Pour Dominique Delamare, il est trop tôt pour connaître le cru 2000. Premier constat, 37 des sociétés du CAC 40 ont attribué des stock-options cette année. " Le rapport Lafarge est parfait, c'est un modèle du genre. Par contre dans celui de BNP-Paribas on ne connaît pas la part attribuée aux dirigeants, ni le nombre d'options et le nombre de dirigeants bénéficiaires. "

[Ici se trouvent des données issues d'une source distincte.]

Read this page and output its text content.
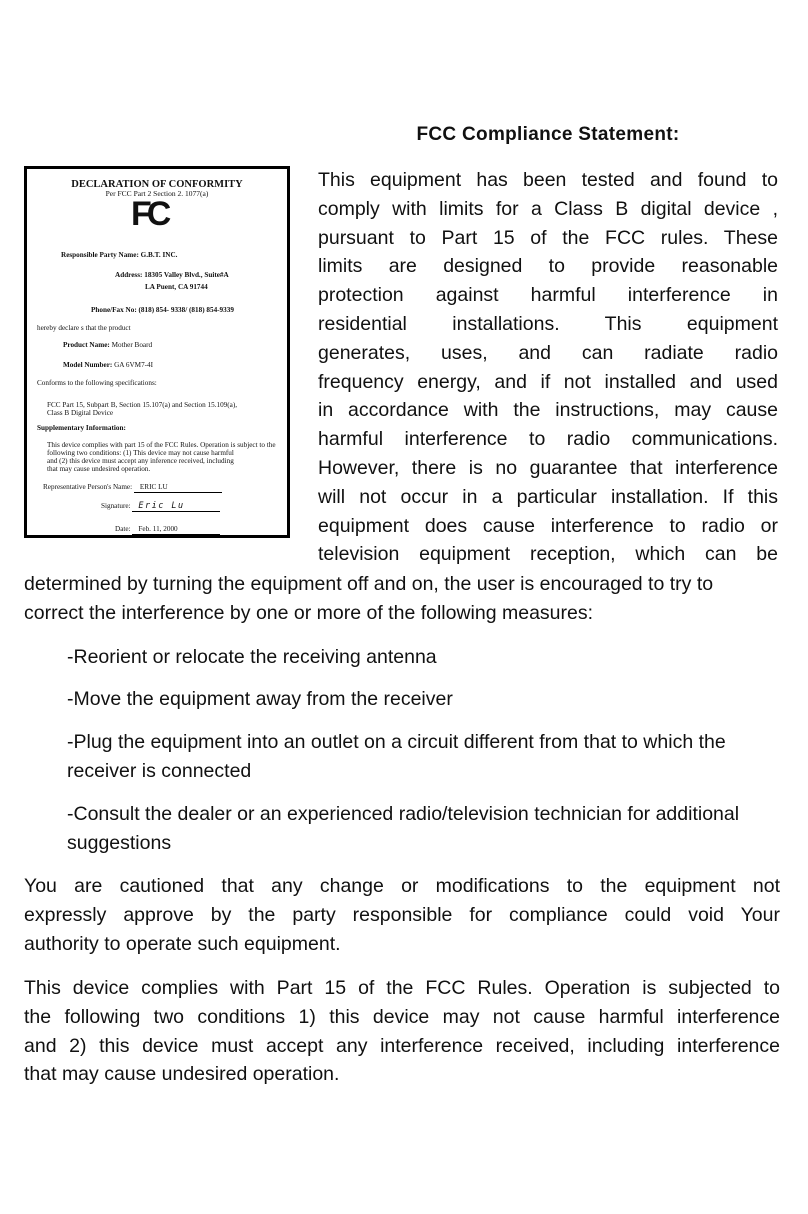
FCC Compliance Statement:
DECLARATION OF CONFORMITY
Per FCC Part 2 Section 2. 1077(a)
FC
Responsible Party Name: G.B.T. INC.
Address: 18305 Valley Blvd., Suite#A
LA Puent, CA 91744
Phone/Fax No: (818) 854- 9338/ (818) 854-9339
hereby declare s that the product
Product Name: Mother Board
Model Number: GA 6VM7-4I
Conforms to the following specifications:
FCC Part 15, Subpart B, Section 15.107(a) and Section 15.109(a),
Class B Digital Device
Supplementary Information:
This device complies with part 15 of the FCC Rules. Operation is subject to the
following two conditions: (1) This device may not cause harmful
and (2) this device must accept any inference received, including
that may cause undesired operation.
Representative Person's Name: ERIC LU
Signature: Eric Lu
Date: Feb. 11, 2000
This equipment has been tested and found to
comply with limits for a Class B digital device ,
pursuant to Part 15 of the FCC rules. These
limits are designed to provide reasonable
protection against harmful interference in
residential installations. This equipment
generates, uses, and can radiate radio
frequency energy, and if not installed and used
in accordance with the instructions, may cause
harmful interference to radio communications.
However, there is no guarantee that interference
will not occur in a particular installation. If this
equipment does cause interference to radio or
television equipment reception, which can be
determined by turning the equipment off and on, the user is encouraged to try to
correct the interference by one or more of the following measures:
-Reorient or relocate the receiving antenna
-Move the equipment away from the receiver
-Plug the equipment into an outlet on a circuit different from that to which the receiver is connected
-Consult the dealer or an experienced radio/television technician for additional suggestions
You are cautioned that any change or modifications to the equipment not
expressly approve by the party responsible for compliance could void Your
authority to operate such equipment.
This device complies with Part 15 of the FCC Rules. Operation is subjected to
the following two conditions 1) this device may not cause harmful interference
and 2) this device must accept any interference received, including interference
that may cause undesired operation.
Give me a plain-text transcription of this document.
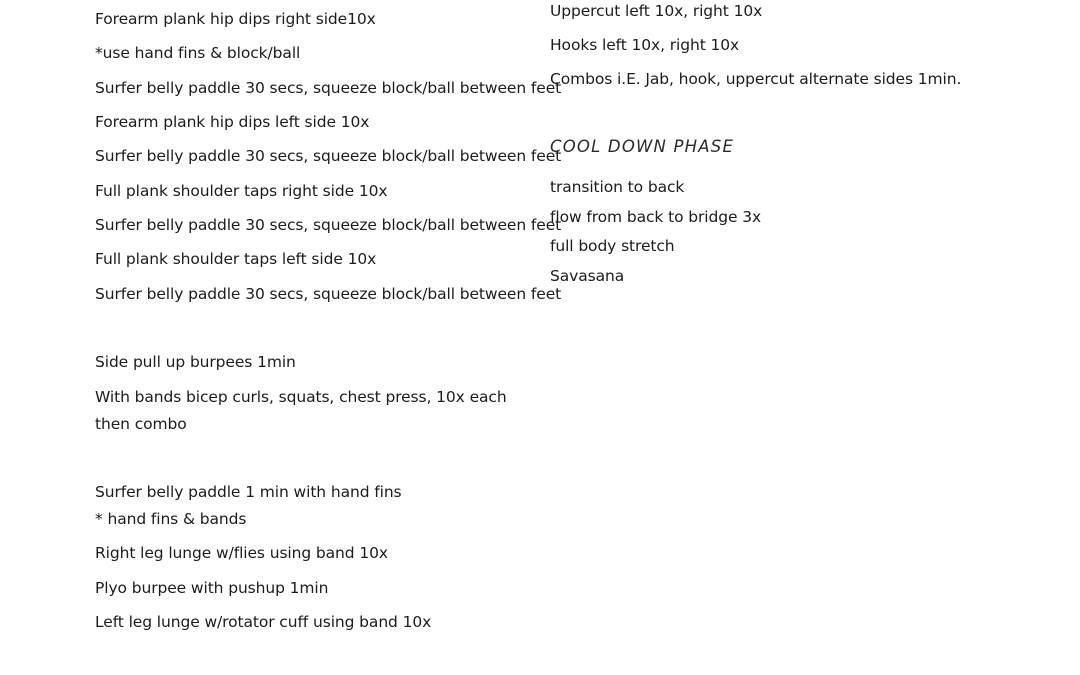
Forearm plank hip dips right side10x
*use hand fins & block/ball
Surfer belly paddle 30 secs, squeeze block/ball between feet
Forearm plank hip dips left side 10x
Surfer belly paddle 30 secs, squeeze block/ball between feet
Full plank shoulder taps right side 10x
Surfer belly paddle 30 secs, squeeze block/ball between feet
Full plank shoulder taps left side 10x
Surfer belly paddle 30 secs, squeeze block/ball between feet
Side pull up burpees 1min
With bands bicep curls, squats, chest press, 10x each then combo
Surfer belly paddle 1 min with hand fins
* hand fins & bands
Right leg lunge w/flies using band 10x
Plyo burpee with pushup 1min
Left leg lunge w/rotator cuff using band 10x
Uppercut left 10x, right 10x
Hooks left 10x, right 10x
Combos i.E. Jab, hook, uppercut alternate sides 1min.
COOL DOWN PHASE
transition to back
flow from back to bridge 3x
full body stretch
Savasana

La principale critique opposée à cette transparence imposée tient à la publication des noms des dix salariés ayant reçu dans l'année le plus de stock-options. Lors d'un séminaire à l'université Dauphine à Paris, le patron de Thomson Multimédia, Thierry Breton, a souligné les risques, dans certains pays, d'une telle personnalisation, pour un groupe à dimension mondiale. Tout en reconnaissant que la loi va dans le bon sens, il estime préférable de limiter l'obligation de déclaration aux Français. Car, selon lui, la population, notamment dans les pays en voie de développement, n'a pas forcément la maturité suffisante sur ces sujets. D'autres responsables évoquent la difficulté qu'ils auront à attribuer des stock-options de manière importante et publique à un salarié sans provoquer la jalousie de ses collègues. Cependant, en France, les cas devraient être marginaux. Selon les premières estimations dans 90 % des cas, les dix principaux bénéficiaires salariés de stock-options se confondront avec les dirigeants ou les mandataires sociaux. Les exceptions se trouveront dans les compagnies aériennes et les banques avec les pilotes et les traders. Pour l'Association française des entreprises privées (AFEP), les exigences de la loi en matière de stock-option, ont été mal élaborées, les données exigées n'ayant guère de significations, à en croire l'organisation patronale.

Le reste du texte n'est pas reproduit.